Quote from: English Turbines on January 30, 2018, 02:00:56 PM
  Still sounds like a bad receiver then to me, because of the obvious loss of RSSI. Rather than the FC re-booting itself...?

I'm not suggesting that the FX is rebooting (I would have seen that - as I'm carrying a quad around my house watching the RSSI drop as I move away from the radio) I'm just suggesting that there is *something* not right with it.

I'll know once I swap to a know good working XM+

CurryKitten

#13
Well, this is a turn up for the books.  I remove the dodgy rx and then moved over the known good one from the Tyrant S and put it in the GRT-90.  I also installed the (what we think) is a dodgy one from the GTR-90 into the Tyrant S.

The result: The GTR-90 now has good range, and the Tyrant S gets 0 RSSI within my own house.  So I've got at least 2 dodgy XM+ receivers.  A bad batch, or a formware issue.  Usefully I don't know *exactly* which version of the firmware I that's giving good range, but I did notice it had RSSI on ch 8 (instead of 16) whilst the others had it on 16, so I desoldered and reflashed it to the latest FCC version with RSSI on ch 8 and it's still crap.

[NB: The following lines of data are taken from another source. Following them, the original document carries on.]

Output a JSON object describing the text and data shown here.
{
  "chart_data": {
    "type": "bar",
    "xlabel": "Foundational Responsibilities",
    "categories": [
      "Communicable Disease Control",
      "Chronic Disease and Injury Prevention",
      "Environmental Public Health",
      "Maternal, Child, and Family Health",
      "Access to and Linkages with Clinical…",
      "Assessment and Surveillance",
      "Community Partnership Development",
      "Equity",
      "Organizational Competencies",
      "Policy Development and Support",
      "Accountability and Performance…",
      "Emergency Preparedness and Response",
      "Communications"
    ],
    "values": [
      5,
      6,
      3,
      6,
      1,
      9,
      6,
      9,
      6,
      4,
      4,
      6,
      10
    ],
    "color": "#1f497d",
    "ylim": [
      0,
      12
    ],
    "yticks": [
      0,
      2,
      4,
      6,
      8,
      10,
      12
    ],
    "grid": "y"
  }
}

So that's crap isn't it.  I've just had another XM+ arrive today as I was out of them (even more so now) I hope this one isn't bad, I'd also considered them ultrq-reliable previously

Here's a video of just how bad the range is

! No longer available

The real annoyance here as well is that I was using a DShot beeper (as a normal beeper wouldn't fit) but because the RSSI was zero and stayed that way until I managed to fluke along close to it some 15 minutes later, the beeper wouldn't sound until I came within very close range. 

Loopdreams

It might be worth swapping the antennas between the good one and the duff one.  Also are you changing the TX mode before binding after swapping between 16 and 8ch firmwares?